Does CARB's Refrigerant Management Program apply to me as a solo HVAC tech? The RMP's registration and annual-reporting duties apply to the facility that owns the equipment, not to the visiting contractor. But you create the service records those reports are built from, and CARB requires on-site service records for systems over 50 pounds of high-GWP refrigerant. If you service larger commercial or refrigeration systems in California, your records feed directly into your customers' RMP obligations.

What's the difference between EPA 608 and CARB's RMP? EPA Section 608 (40 CFR 82.166) is the federal recordkeeping and refrigerant-handling framework that applies nationwide. CARB's RMP is a California-specific program that adds on-site recordkeeping over 50 pounds, plus registration and annual reporting once a facility's largest system reaches 200 pounds. In California you keep records that satisfy both.

How long do I need to keep refrigerant records? Federal Section 608 carries a three-year retention expectation. Keeping a clean, exportable three-year history also makes it far easier for the facilities you serve to complete their CARB annual reports.

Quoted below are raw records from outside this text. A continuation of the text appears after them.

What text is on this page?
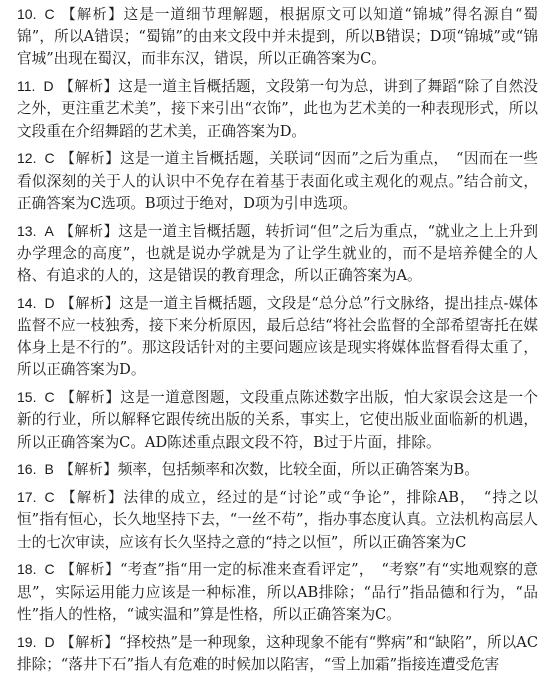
10. C 【解析】这是一道细节理解题，根据原文可以知道“锦城”得名源自“蜀锦”，所以A错误；“蜀锦”的由来文段中并未提到，所以B错误；D项“锦城”或“锦官城”出现在蜀汉，而非东汉，错误，所以正确答案为C。

11. D 【解析】这是一道主旨概括题，文段第一句为总，讲到了舞蹈“除了自然没之外，更注重艺术美”，接下来引出“衣饰”，此也为艺术美的一种表现形式，所以文段重在介绍舞蹈的艺术美，正确答案为D。

12. C 【解析】这是一道主旨概括题，关联词“因而”之后为重点，　“因而在一些看似深刻的关于人的认识中不免存在着基于表面化或主观化的观点。”结合前文，正确答案为C选项。B项过于绝对，D项为引申选项。

13. A 【解析】这是一道主旨概括题，转折词“但”之后为重点，“就业之上上升到办学理念的高度”，也就是说办学就是为了让学生就业的，而不是培养健全的人格、有追求的人的，这是错误的教育理念，所以正确答案为A。

14. D 【解析】这是一道主旨概括题，文段是“总分总”行文脉络，提出挂点-媒体监督不应一枝独秀，接下来分析原因，最后总结“将社会监督的全部希望寄托在媒体身上是不行的”。那这段话针对的主要问题应该是现实将媒体监督看得太重了，所以正确答案为D。

15. C 【解析】这是一道意图题，文段重点陈述数字出版，怕大家误会这是一个新的行业，所以解释它跟传统出版的关系，事实上，它使出版业面临新的机遇，所以正确答案为C。AD陈述重点跟文段不符，B过于片面，排除。

16. B 【解析】频率，包括频率和次数，比较全面，所以正确答案为B。

17. C 【解析】法律的成立，经过的是“讨论”或“争论”，排除AB，　“持之以恒”指有恒心，长久地坚持下去，“一丝不苟”，指办事态度认真。立法机构高层人士的七次审读，应该有长久坚持之意的“持之以恒”，所以正确答案为C

18. C 【解析】“考查”指“用一定的标准来查看评定”，　“考察”有“实地观察的意思”，实际运用能力应该是一种标准，所以AB排除；“品行”指品德和行为，“品性”指人的性格，“诚实温和”算是性格，所以正确答案为C。

19. D 【解析】“择校热”是一种现象，这种现象不能有“弊病”和“缺陷”，所以AC排除；“落井下石”指人有危难的时候加以陷害，“雪上加霜”指接连遭受危害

What has to be in a refrigerant service record? At minimum: date of service, refrigerant type and amount added or recovered, leak findings and the repair performed, and — for CARB reporting — the purpose of each charge (leak repair, top-off, initial charge, or seasonal adjustment). Tying each entry to the specific system and address makes multi-system facilities far easier to report on.

Can an app file my CARB report for me? No — and you should be cautious of anything that claims to. TechBench produces audit-ready records you maintain; it does not register facilities, file annual reports, or certify compliance. Those remain your and the facility owner's responsibility.